God's Qualifications For Israel's King
In Deuteronomy 17:14-20, God gave the qualifications for a king. First, the king was to be an Israelite (17:15). This meant the king would belong to the people who recognized the authority of God.
Second, the king must not acquire many horses (17:16a). The Bible explains that horses came from Egypt, and horse-trading would tempt the Israelites to interact with the pagan people from whom they had been delivered.
Third, the king must not take many wives (17:17a). It was normal in ancient times to seal treaties between kings by intermarriage. Foreign women would influence the Israelites to abandon the unique lifestyle to which God had called them. Later in Israel's history, Ahab (who married Jezebel) and Jehoram (who married Athaliah) learned the hard consequences of ignoring this proscription.
Fourth, the king must not accumulate large amounts of gold and silver (17:17b). Perhaps God wanted to make sure Israel's king remained dependent upon him for success; or perhaps he wanted to keep his people from interacting with the pagan nations that would be supplying the gold and silver.
Fifth, the king must keep a copy of God's Torah with him to be read throughout his life, so he would rule according to God's principles (17:18-20).
This was God's king: faithful, separate from the pagans, guiding God's people to righteous living as a shepherd leads his sheep.
A King Such As Other Nations Have
Facing a Philistine threat at the time of Samuel the prophet, Israel requested a king. Samuel was angry because he knew they were rejecting God's rule. The key to God's displeasure was the request itself, to "appoint a king to lead us, such as all the other nations have" (1 Sam. 8, emphasis added). The Israelites did not ask for a king that God would choose, but one that the world would choose.
Jewish scholars maintain that the story of David and Saul makes this contrast clear. When the people asked for a ruler such as other nations had, God gave them Saul, "a man who couldn't keep track of donkeys in his care," to show them what their kind of king would be: a self-absorbed failure. Throughout his life, Saul did things to satisfy his own desires and not God's.

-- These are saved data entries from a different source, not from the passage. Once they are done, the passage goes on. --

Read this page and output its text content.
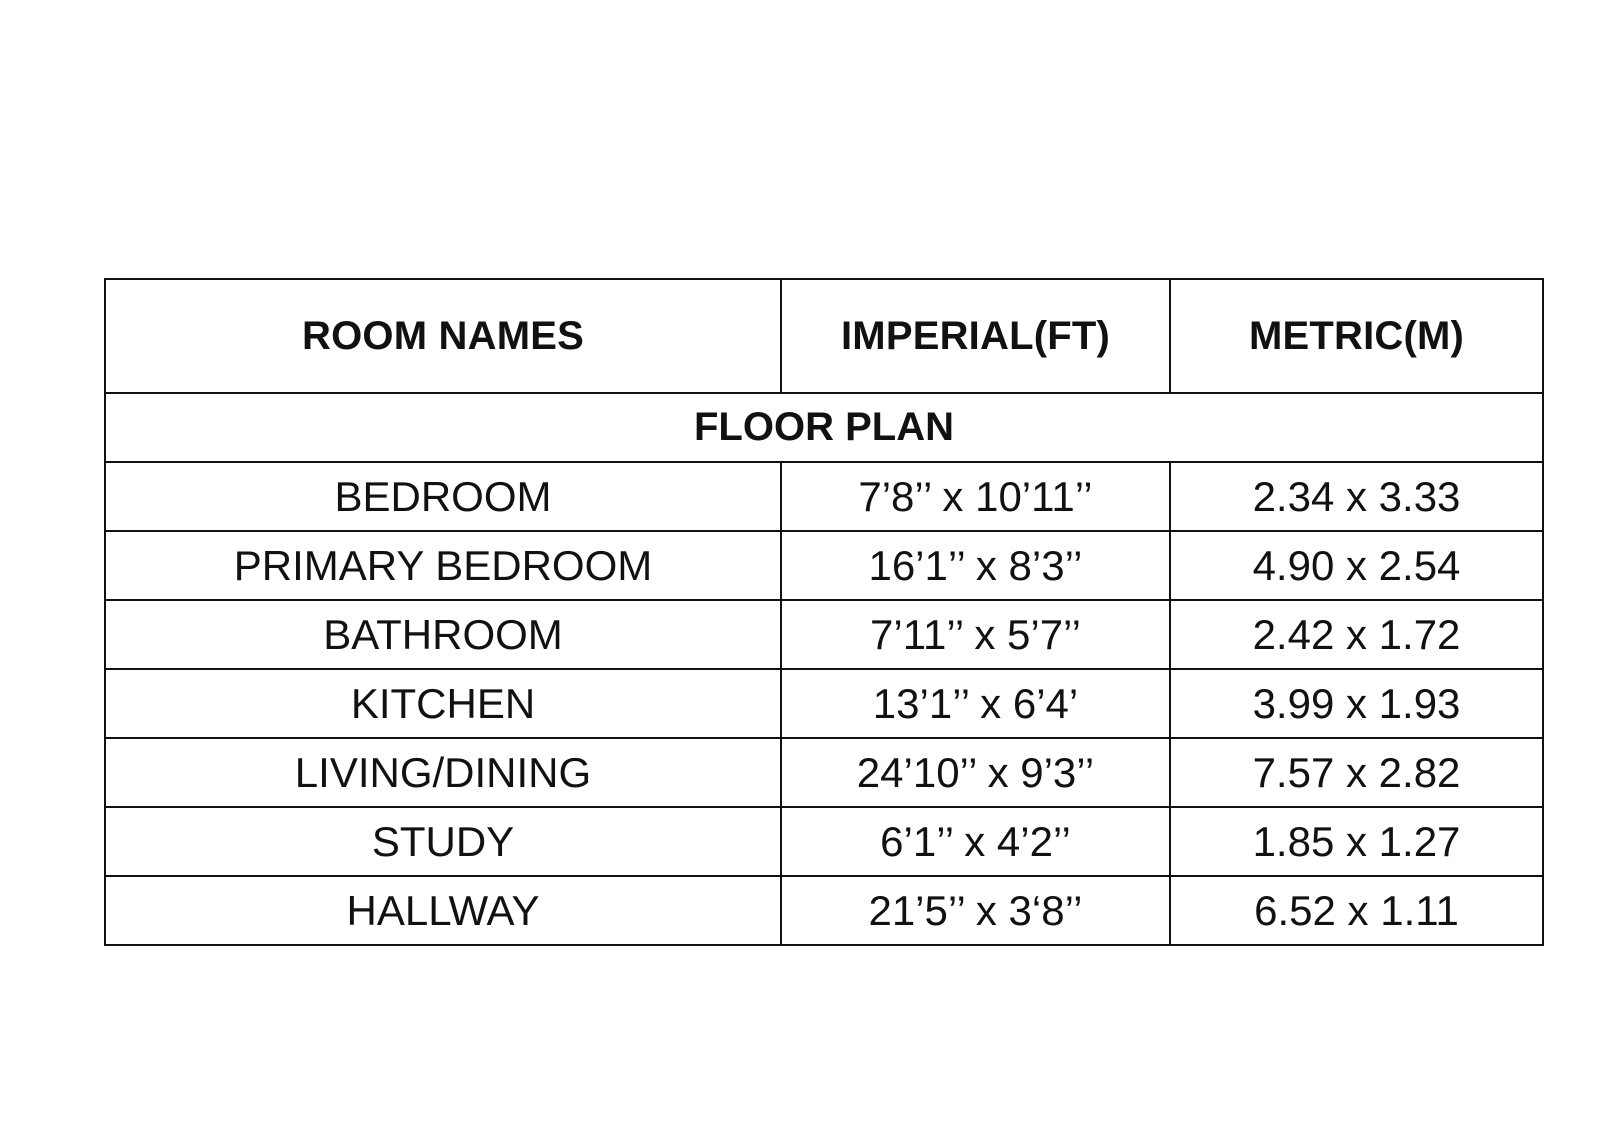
ROOM NAMES	IMPERIAL(FT)	METRIC(M)
FLOOR PLAN		
BEDROOM	7’8’’ x 10’11’’	2.34 x 3.33
PRIMARY BEDROOM	16’1’’ x 8’3’’	4.90 x 2.54
BATHROOM	7’11’’ x 5’7’’	2.42 x 1.72
KITCHEN	13’1’’ x 6’4’	3.99 x 1.93
LIVING/DINING	24’10’’ x 9’3’’	7.57 x 2.82
STUDY	6’1’’ x 4’2’’	1.85 x 1.27
HALLWAY	21’5’’ x 3‘8’’	6.52 x 1.11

By contrast, David, a shepherd like God, was God's choice for king, a man after his own heart. David lived by the words of the Torah, keeping the Lord always before him. When he sinned with Bathsheba, he was beside himself with sorrow, because he knew he had turned from God.
Who Do You Want As Your King?
Today, we face the same decision the Israelites did. Who (or what) do we want as our king (master)? The fascinating stories of 1 Samuel provide us with some insight and perspective.
Solomon was the wisest king of all. Yet the Bible judges Solomon by God's standards: "Solomon had four thousand stalls for horses and chariots, and twelve thousand horses" (compare 2 Chron. 9:25 with Deut. 17:16a). "The king [Solomon] made silver as common in Jerusalem as stones" (compare 2 Chron. 9:27 with Deut. 17:17b). "The weight of the gold that Solomon received yearly was 666 talents" (compare 2 Chron. 9:13 with Deut.17:17b). "He [Solomon] had seven hundred wives of royal birth and three hundred concubines [mistresses]" (compare 1 Kings 11:3 with Deut. 17:17a).
What a shock! The wisest human ruler who ever lived broke almost every command God gave for a king.
We are left wanting something better. Matthew, the Jewish writer, voiced our need: "If this is the best the human race can provide, there must be someone else." Then he remembered the words of Jesus: "... one greater than Solomon is here" (Matt. 12:42).
That is God's final choice for the ideal king: Jesus the Messiah. He must be our choice as well.